Repubblica Sociale Italiana
Repubblica Sociale Italiana


Se per Fascismo si intende una prassi, d'accordo.
Se si pensa soltanto per un attimo di poter riottenere quello che è successo nel 1922, beh...saremo sempre di meno ogni anno che passa.
Leggetevi le poesie di Trilussa, che già agli inizi del '900 scanzonava il reducismo risorgimentale...
La Storia va avanti e non aspetta nessuno.
Questo non significa arrendersi ad entrismo, opportunismo, trasformismo, democrazia partitica o parlamentare, e chi più ne ha più ne metta.
Questo significa innestare una dinamica rivoluzionaria "potente".
E smetterla, una volta per tutte, di fare del folklore da montanari svizzeri.




Ben detto, chiaro e conciso. Un esiguo, pur minuscolo numero di Uomini formati effettivamente nei valori sacrificali potrebbe trasformare la situazione drammatica in cui versiamo.
Bisogna ricordare che ad ogni svolta della storia, quale che fosse la meta proposta all’umanità, la vittoria della cristianità o la Marcia su Roma – le decisioni sono state sempre nelle mani degli uomini e sono dipese dalla loro volontà.
Oggi si potrebbe essere vicini ad una svolta storica, ma mancano gli uomini.
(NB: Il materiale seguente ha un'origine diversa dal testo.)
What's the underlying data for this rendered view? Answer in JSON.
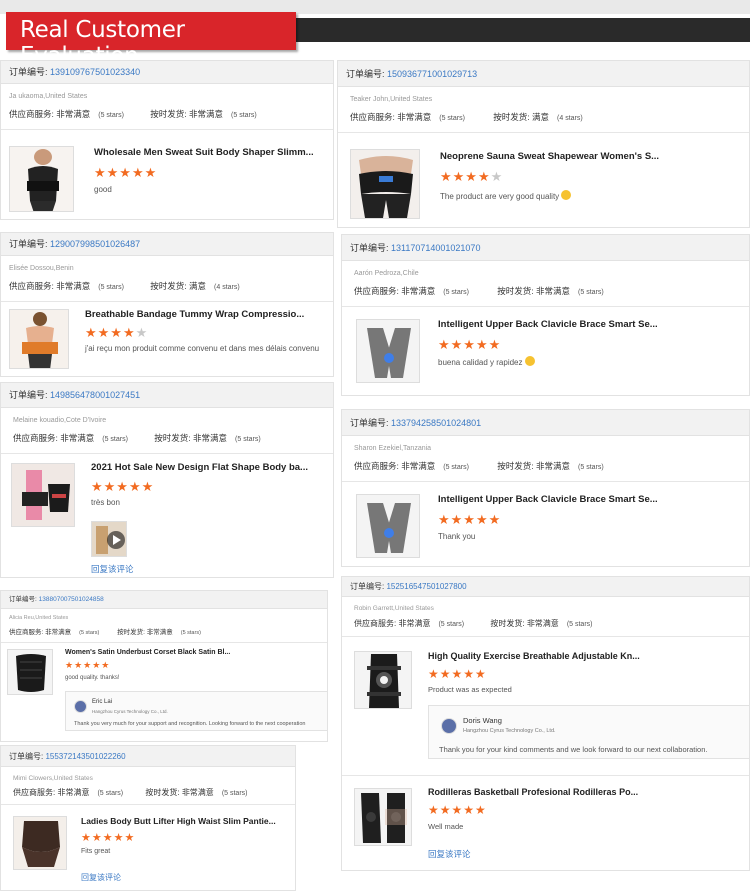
{
  "banner": {
    "title": "Real Customer Evaluation"
  },
  "labels": {
    "order": "订单编号: ",
    "supplier": "供应商服务: ",
    "delivery": "按时发货: ",
    "very_satisfied": "非常满意",
    "satisfied": "满意",
    "five_stars": "(5 stars)",
    "four_stars": "(4 stars)",
    "reply_link": "回复该评论"
  },
  "colors": {
    "accent_red": "#d9252a",
    "star": "#f26b21",
    "link": "#3b79c4"
  },
  "reviews": [
    {
      "order_no": "139109767501023340",
      "buyer": "Ja ukaoma,United States",
      "supplier_rating": "非常满意",
      "supplier_stars": "(5 stars)",
      "delivery_rating": "非常满意",
      "delivery_stars": "(5 stars)",
      "product": "Wholesale Men Sweat Suit Body Shaper Slimm...",
      "rating": 5,
      "comment": "good"
    },
    {
      "order_no": "150936771001029713",
      "buyer": "Teaker John,United States",
      "supplier_rating": "非常满意",
      "supplier_stars": "(5 stars)",
      "delivery_rating": "满意",
      "delivery_stars": "(4 stars)",
      "product": "Neoprene Sauna Sweat Shapewear Women's S...",
      "rating": 4,
      "comment": "The product are very good quality"
    },
    {
      "order_no": "129007998501026487",
      "buyer": "Elisée Dossou,Benin",
      "supplier_rating": "非常满意",
      "supplier_stars": "(5 stars)",
      "delivery_rating": "满意",
      "delivery_stars": "(4 stars)",
      "product": "Breathable Bandage Tummy Wrap Compressio...",
      "rating": 4,
      "comment": "j'ai reçu mon produit comme convenu et dans mes délais convenu"
    },
    {
      "order_no": "131170714001021070",
      "buyer": "Aarón Pedroza,Chile",
      "supplier_rating": "非常满意",
      "supplier_stars": "(5 stars)",
      "delivery_rating": "非常满意",
      "delivery_stars": "(5 stars)",
      "product": "Intelligent Upper Back Clavicle Brace Smart Se...",
      "rating": 5,
      "comment": "buena calidad y rapidez"
    },
    {
      "order_no": "149856478001027451",
      "buyer": "Melaine kouadio,Cote D'Ivoire",
      "supplier_rating": "非常满意",
      "supplier_stars": "(5 stars)",
      "delivery_rating": "非常满意",
      "delivery_stars": "(5 stars)",
      "product": "2021 Hot Sale New Design Flat Shape Body ba...",
      "rating": 5,
      "comment": "très bon"
    },
    {
      "order_no": "133794258501024801",
      "buyer": "Sharon Ezekiel,Tanzania",
      "supplier_rating": "非常满意",
      "supplier_stars": "(5 stars)",
      "delivery_rating": "非常满意",
      "delivery_stars": "(5 stars)",
      "product": "Intelligent Upper Back Clavicle Brace Smart Se...",
      "rating": 5,
      "comment": "Thank you"
    },
    {
      "order_no": "138807007501024858",
      "buyer": "Alicia Reu,United States",
      "supplier_rating": "非常满意",
      "supplier_stars": "(5 stars)",
      "delivery_rating": "非常满意",
      "delivery_stars": "(5 stars)",
      "product": "Women's Satin Underbust Corset Black Satin Bl...",
      "rating": 5,
      "comment": "good quality. thanks!",
      "reply_name": "Eric Lai",
      "reply_company": "Hangzhou Cyrus Technology Co., Ltd.",
      "reply_text": "Thank you very much for your support and recognition. Looking forward to the next cooperation"
    },
    {
      "order_no": "152516547501027800",
      "buyer": "Robin Garrett,United States",
      "supplier_rating": "非常满意",
      "supplier_stars": "(5 stars)",
      "delivery_rating": "非常满意",
      "delivery_stars": "(5 stars)",
      "product": "High Quality Exercise Breathable Adjustable Kn...",
      "rating": 5,
      "comment": "Product was as expected",
      "reply_name": "Doris Wang",
      "reply_company": "Hangzhou Cyrus Technology Co., Ltd.",
      "reply_text": "Thank you for your kind comments and we look forward to our next collaboration.",
      "product2": "Rodilleras Basketball Profesional Rodilleras Po...",
      "rating2": 5,
      "comment2": "Well made"
    },
    {
      "order_no": "155372143501022260",
      "buyer": "Mimi Clowers,United States",
      "supplier_rating": "非常满意",
      "supplier_stars": "(5 stars)",
      "delivery_rating": "非常满意",
      "delivery_stars": "(5 stars)",
      "product": "Ladies Body Butt Lifter High Waist Slim Pantie...",
      "rating": 5,
      "comment": "Fits great"
    }
  ]
}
Ci sarà tempo per i programmi, per i proclami, per le pubbliche manifestazioni. Ma il tempo stringe per l’adunata fondamentale, prioritaria ed irrinunciabile per creare i presupposti di una liberazione nazionale e spirituale dall’Occidente. Servono Uomini. Formati in senso mistico e sacrificale. Uomini pazienti, rigorosi, che sappiano agire senza fretta ma senza tregua. Che siano pronti alla rinuncia, alla continua sconfitta. E’ lo spirito eterno della nostra patria ad attenderli. Uomini. Pronti al sacrificio appunto. Solo a questo.
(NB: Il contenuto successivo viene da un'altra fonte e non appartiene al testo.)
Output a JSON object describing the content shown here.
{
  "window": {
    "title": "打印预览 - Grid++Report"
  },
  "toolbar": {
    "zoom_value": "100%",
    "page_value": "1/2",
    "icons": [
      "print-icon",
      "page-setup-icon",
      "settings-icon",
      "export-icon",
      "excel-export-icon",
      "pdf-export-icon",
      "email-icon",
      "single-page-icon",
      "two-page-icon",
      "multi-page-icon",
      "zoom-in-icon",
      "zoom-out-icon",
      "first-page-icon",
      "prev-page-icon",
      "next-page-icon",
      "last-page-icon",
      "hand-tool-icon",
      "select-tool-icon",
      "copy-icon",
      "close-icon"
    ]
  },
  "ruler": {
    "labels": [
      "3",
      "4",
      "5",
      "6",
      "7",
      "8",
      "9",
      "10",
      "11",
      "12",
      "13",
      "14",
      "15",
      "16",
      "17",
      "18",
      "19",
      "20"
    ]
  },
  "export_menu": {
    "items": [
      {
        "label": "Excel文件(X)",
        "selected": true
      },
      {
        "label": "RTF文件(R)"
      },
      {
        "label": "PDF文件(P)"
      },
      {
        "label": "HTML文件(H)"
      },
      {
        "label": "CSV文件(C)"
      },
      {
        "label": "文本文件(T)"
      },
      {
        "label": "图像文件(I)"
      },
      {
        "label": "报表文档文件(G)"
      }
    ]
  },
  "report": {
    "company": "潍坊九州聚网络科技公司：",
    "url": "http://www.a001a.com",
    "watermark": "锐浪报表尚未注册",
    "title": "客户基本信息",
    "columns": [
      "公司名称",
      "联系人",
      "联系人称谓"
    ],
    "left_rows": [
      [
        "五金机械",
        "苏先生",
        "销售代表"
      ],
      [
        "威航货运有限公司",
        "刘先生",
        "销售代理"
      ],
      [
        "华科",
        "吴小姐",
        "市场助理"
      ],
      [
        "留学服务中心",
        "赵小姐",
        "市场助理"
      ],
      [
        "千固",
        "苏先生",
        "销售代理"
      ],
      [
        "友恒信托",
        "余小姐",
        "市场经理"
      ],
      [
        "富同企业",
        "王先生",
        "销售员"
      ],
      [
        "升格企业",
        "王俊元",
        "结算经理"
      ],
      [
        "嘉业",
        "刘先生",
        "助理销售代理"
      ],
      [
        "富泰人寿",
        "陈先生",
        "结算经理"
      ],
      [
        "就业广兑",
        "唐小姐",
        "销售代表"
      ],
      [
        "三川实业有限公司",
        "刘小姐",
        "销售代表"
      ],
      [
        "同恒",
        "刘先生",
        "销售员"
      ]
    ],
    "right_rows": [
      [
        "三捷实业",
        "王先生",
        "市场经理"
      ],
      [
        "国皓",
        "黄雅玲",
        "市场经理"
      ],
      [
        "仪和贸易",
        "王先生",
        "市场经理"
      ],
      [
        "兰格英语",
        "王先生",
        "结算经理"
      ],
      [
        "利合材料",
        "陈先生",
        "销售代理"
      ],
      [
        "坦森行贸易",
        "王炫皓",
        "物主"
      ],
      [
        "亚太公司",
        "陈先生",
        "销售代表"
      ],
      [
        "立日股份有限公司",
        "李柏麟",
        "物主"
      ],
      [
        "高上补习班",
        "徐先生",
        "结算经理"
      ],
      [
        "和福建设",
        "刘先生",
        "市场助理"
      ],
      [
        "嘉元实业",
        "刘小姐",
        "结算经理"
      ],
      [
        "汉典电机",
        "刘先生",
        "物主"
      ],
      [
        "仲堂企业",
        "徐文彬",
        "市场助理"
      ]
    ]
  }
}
Fai tu, non è molto difficile comprenderlo, guardati intorno...
esempio: ci sono due che si dichiarano fascisti, l'uno è filo cristiano, l'altro è filo musulmano. Entrambi "duri" e "puri", convintissimi di avere le proprie ragioni, si dividono in mille rivoli perchè l'importante non è "risorgere" ma sostenere che una fazione è migliore dell'altra. Rinunciando ad essere quello che sono (fascisti, unici, fratelli, fianco al fianco, aldilà di tutto e tutti) e accettando di dividersi in mille fazioni. Acconsentendo in alcuni casi anche a compromessi con i sostenitori dell'antifascismo democratico-capitalistico e pretaiolo.






datevi pace per piacere!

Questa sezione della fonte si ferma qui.